Saturday, September 4, 2010

The (Im)possibility of Loving God: A Romance

I was talking with a friend of mine recently. She told me she is only at the "liking stage" with God. "I haven't reached love," she said.

I was taught to love God. Loving God was just something I was supposed to do, like peeing in the potty. At the ripe old age of 5, I asked Jesus to come into my heart. It must have been love, because I had to stay late in the Bible lesson and miss snack time so I could say a prayer with the teacher lady.

Loving God was just something I did. As life went on, I stuck with God for various reasons. Sometimes I loved God to stay out of hell, which was a very real place to me. Looking back, I assume I feared hell more than I loved God. I didn't know what gnashing of teeth was, but it never sounded very pleasant.

I began to realize fear was a poor reason to cling to God. The author of 1 John writes, "We love him, because he first loved us." At some points in my life, I felt some need to be a part of that "we" and convinced myself to love God because God loved me first, not because of fear (1 Jn. 4:18-19). I graduated to loving God because God loved me. I didn't necessarily love God for God's character or personality, but because of God's affection--like adding someone to the Christmas card list because they sent you a card, not because you want to send them a card.

Tonight, I listened to Peter Rollins speaking with Rob Bell at Mars Hill Church up in Michigan (listen here). Bell asked Rollins to speak on love. Rollins said, in effect, you can't love someone you need. You can't have this desire, this longing, this emptiness, this need for someone you don't know, find them, and live happily ever after. Not even God.

If you need something, once you get it, you're fulfilled. Once you get it, you no longer need it. If I desire a glass of water, I drink and then I'm good (until I thirst again, of course). I don't need or desire it anymore. Neither do I love my faucet, because it gives me water. I don't love God because God gives me eternal life or gives me a sense of meaning or because I am supposed to. I don't love God because of any previous need I had, not even a need for God.

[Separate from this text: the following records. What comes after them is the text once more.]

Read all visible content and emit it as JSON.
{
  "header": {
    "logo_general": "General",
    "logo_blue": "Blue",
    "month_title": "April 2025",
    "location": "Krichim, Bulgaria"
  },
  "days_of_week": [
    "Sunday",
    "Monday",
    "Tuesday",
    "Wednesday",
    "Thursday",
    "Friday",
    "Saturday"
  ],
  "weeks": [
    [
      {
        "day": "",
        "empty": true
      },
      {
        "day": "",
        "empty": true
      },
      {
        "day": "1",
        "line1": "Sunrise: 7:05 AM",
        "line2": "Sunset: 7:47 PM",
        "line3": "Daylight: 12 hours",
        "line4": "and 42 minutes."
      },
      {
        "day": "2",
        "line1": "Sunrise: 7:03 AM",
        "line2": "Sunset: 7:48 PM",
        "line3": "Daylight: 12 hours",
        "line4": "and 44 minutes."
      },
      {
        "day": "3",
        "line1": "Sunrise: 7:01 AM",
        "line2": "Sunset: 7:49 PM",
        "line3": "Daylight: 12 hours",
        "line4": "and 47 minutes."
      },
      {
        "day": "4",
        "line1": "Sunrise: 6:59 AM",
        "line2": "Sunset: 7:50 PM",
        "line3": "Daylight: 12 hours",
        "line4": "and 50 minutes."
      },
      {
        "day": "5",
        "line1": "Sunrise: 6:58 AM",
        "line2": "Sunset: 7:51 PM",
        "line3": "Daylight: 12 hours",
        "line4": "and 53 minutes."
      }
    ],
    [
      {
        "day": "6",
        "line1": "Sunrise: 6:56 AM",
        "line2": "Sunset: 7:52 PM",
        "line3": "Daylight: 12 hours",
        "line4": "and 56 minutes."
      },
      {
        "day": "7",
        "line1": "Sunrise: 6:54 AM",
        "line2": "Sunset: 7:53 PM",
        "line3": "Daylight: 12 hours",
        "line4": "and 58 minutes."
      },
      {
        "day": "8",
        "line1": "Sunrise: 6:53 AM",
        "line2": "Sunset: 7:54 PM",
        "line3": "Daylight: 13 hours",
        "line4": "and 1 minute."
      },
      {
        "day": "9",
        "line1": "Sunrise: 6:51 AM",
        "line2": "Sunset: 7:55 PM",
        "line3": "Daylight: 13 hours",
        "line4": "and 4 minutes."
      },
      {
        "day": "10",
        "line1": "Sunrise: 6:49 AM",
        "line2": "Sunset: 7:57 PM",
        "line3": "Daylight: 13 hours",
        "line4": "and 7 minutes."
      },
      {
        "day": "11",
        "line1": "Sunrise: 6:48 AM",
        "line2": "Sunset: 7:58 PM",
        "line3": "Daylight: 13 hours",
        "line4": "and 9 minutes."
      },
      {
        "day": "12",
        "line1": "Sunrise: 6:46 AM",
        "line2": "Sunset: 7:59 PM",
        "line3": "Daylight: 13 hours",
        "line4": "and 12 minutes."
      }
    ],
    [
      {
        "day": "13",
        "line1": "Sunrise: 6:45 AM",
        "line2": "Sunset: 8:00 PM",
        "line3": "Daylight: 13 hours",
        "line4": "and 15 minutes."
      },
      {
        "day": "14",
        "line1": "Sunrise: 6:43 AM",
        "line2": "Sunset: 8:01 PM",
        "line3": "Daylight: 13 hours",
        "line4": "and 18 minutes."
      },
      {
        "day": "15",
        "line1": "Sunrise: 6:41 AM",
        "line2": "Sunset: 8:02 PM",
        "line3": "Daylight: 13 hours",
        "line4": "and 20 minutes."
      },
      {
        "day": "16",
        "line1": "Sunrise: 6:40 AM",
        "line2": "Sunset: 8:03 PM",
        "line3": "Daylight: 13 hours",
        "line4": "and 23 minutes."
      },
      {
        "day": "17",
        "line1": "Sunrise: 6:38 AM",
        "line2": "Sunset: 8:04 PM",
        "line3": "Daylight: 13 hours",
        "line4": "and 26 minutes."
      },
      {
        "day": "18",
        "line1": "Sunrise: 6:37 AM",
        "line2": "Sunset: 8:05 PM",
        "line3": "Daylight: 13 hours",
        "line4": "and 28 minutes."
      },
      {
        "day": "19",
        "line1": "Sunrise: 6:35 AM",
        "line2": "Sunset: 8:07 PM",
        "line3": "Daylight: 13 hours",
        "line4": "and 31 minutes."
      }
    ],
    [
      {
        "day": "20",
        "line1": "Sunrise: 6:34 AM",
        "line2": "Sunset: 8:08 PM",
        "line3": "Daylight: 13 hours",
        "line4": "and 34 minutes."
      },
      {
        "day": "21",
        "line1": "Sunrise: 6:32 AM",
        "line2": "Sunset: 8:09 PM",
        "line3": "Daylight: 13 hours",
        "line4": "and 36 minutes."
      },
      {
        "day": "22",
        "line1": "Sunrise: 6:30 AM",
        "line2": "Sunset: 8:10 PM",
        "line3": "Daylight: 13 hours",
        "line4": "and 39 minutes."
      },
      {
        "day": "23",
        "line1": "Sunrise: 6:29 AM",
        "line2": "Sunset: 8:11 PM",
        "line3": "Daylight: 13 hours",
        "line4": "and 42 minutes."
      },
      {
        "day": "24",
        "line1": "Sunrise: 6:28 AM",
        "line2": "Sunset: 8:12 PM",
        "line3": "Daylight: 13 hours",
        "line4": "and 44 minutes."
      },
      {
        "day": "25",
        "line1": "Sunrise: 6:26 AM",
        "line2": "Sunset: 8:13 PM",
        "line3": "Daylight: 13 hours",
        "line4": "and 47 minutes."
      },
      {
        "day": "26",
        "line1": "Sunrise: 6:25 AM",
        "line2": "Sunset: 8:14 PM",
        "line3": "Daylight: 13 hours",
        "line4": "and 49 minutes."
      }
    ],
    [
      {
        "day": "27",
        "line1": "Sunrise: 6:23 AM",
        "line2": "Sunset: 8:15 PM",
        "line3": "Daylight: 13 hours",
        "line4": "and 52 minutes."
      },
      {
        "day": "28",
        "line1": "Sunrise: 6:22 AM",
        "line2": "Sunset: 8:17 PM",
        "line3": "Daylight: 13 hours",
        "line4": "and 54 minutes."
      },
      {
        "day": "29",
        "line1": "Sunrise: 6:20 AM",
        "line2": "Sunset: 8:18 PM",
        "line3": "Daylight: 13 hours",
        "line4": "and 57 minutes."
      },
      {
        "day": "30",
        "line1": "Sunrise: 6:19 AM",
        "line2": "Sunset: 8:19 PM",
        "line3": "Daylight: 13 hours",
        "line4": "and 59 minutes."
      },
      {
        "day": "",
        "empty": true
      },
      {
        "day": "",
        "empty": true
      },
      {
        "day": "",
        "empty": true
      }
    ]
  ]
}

"Love is like this: [...] with people, you cannot desire or love someone you've never met, because you've never met them. [...] The romantic truth is this: I never needed you until I met you. But when I met you, I now realize I always needed you. The need is retroactively given" (Peter Rollins).

I've "loved" God for many reasons. I've "needed" God for just as many reasons. But it wasn't until I loved God that I needed God. It wasn't until I was able to conceive of meaning without God that I truly realized God makes sense. It wasn't until I could see beauty and truth in eternal life through progeny that I could receive eternal life from God. When I thought I might not need God for meaning or for eternal life, when I thought I couldn't love God, then I could love God and began to need God. When I began to struggle with loving God, when I began to get mad and reconsider my relationship with God--then I began to love God.

It has been touch and go since. I meet God often and a need for this God is retroactively given. Then I meet God again, realizing the God I met earlier is not the God I am now meeting and a new need is given. I continually realize the God is not the God I thought I knew. I guess that's what happens when you love someone: you begin to know them, again and again, and they always seem new to you and you always need that person.

I'm not always happy with the God I meet. God's not always happy with the me God meets. Now we need each other, because we once didn't need each other. If not for the possibility that one day we could meet anew and no longer need and no longer desire--if not for the possibility of divorce--then we wouldn't be bound so tightly together in a dynamic relationship.